In the first moments after the referee plucked Henderson’s miracle goal out of the net and skated back to center, the reaction in the stands was indescribable. It was of course, not possible. Canada had not scored more than four goals in any of the previous games against the Russians. Down two at the end of the second period, Canada had to beat Russia by three in the last period to win. Figure out the odds.

Toronto Maple Leaf, Paul Henderson, scorer of three consecutive winning goals, came closest to describing it saying that it was a living fairy tale.

First thing I did was throw both hands, flag and trumpet in the air and let out the biggest roar of my life. Not a sound came out of the first try. Next thing was to give Betty Jean a big hug and a kiss. We were all actually leaping up and down and screaming and pounding one another with swats that should have landed some of us in the hospital.

I looked at Mark Romoff, a new friend from Ottawa, and the look of unbelieving joy on his face will be engraved in my mind forever, his mouth was open in shock and his whole face was shining.

The uproar settled down for the agonizing final 34 seconds and then erupted again. It didn’t stop until all the players had left the ice and the television interviews had been concluded. At one point the “We’re number one!” chant died out for a few moments and the Canadians all began chanting ‘Spahsiba” (Thanks) to let the Russians know how we had appreciated their hospitality and good sportsmanship.

Soon Canadian fans packed the halls of the arena singing 0’ Canada, chanting: “We’re number one!” and laughing like a bunch of lunatics. Our group danced the first few hundred feet away from the rink and then we spontaneously began to run leaping into the air and screaming at the top of our lungs.

Leaping Like Gazelles

Ordinarily a run of 100 yards would put me in critical condition but we ran about a half a mile, leaping like gazelles and screaming all the way. I even got a few blasts out of the bugle.

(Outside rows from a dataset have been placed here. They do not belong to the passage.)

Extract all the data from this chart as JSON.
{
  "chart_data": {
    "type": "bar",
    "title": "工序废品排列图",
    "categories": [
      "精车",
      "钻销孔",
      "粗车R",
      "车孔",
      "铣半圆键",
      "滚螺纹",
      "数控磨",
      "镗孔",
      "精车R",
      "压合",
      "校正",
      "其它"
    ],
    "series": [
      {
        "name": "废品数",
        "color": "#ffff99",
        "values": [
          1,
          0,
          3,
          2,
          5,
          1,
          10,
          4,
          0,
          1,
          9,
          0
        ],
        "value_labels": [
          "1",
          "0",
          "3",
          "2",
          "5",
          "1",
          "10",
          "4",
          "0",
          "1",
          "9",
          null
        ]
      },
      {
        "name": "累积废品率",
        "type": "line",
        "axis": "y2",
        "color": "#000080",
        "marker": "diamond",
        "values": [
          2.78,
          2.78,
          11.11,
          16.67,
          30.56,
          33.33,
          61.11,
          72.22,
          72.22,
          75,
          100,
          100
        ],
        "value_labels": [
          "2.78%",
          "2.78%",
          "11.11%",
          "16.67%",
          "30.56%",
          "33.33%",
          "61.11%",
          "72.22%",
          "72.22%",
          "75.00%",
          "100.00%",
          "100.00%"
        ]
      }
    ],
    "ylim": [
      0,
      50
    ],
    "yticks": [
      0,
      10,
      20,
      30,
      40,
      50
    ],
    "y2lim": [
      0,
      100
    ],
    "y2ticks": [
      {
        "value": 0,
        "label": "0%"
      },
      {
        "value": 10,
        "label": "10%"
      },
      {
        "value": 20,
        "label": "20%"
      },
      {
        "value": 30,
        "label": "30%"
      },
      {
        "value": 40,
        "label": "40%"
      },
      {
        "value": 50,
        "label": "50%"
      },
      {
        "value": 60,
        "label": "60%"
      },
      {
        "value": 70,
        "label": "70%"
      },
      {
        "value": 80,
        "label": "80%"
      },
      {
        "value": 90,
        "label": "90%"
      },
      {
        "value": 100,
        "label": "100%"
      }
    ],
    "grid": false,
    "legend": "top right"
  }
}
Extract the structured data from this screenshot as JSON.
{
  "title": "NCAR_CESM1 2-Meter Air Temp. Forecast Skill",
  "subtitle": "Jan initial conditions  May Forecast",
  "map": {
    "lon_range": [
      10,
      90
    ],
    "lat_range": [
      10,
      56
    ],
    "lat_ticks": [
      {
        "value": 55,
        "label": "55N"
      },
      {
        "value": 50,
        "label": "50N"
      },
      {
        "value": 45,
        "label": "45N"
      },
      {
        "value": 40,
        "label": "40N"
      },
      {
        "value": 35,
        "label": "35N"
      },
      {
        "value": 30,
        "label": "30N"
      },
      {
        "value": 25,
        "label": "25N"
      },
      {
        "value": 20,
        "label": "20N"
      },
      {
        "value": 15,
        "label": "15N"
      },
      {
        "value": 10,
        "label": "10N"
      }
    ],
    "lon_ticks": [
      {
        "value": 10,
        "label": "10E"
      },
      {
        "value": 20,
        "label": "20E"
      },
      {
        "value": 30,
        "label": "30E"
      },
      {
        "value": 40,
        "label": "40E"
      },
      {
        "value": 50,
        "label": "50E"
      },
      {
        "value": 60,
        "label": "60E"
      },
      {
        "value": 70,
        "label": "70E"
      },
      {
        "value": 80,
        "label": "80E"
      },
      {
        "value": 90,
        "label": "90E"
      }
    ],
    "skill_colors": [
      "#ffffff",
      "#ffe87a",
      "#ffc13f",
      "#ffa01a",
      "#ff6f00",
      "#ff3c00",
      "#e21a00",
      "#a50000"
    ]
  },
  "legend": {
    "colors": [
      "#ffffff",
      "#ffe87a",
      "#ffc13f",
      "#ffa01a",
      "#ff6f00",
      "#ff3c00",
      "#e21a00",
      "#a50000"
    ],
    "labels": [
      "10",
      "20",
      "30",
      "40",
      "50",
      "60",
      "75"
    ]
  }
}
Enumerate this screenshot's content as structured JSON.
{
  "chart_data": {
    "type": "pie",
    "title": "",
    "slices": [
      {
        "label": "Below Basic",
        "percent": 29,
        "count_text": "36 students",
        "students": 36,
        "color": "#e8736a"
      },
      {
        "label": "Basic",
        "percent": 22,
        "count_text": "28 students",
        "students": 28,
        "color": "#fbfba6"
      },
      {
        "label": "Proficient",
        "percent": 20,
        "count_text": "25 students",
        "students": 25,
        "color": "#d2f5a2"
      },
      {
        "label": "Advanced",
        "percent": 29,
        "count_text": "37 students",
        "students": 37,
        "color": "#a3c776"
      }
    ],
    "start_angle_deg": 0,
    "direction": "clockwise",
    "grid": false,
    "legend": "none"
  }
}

By the time we hit the buses, the Foxes Four were pretty well screamed out and the realization of the victory was beginning to settle into our bones. Everybody kept grasping each other in a firm handshake and again spontaneously the grip was different. instead of the knuckles pointing down as usual, they pointed up in the position for arm wrestling.

Since some 90 different buses carried the Canadians to hotels all over the city, there was no common party but hundreds of separate parties in dozens of hotels. The Fox 4 party had to be one of the best since we had planned it in advance and had even stocked up on orange juice and various other party goodies.

Lots Of Noise

We were making a lot of noise at first and the hotel people got a bit worried but gradually the people who might have been disturbed joined the party. The Yugoslavs in particular were welcome because they made several very flowery speeches about how happy they were that we won and what a great hockey team we have.

People finally began to drop out from exhaustion and the halls filled with happy, weary Canadians ambling back to their rooms for a couple of hours sleep before leaving the next day.

The next morning, as we left, it was snowing in Red Square.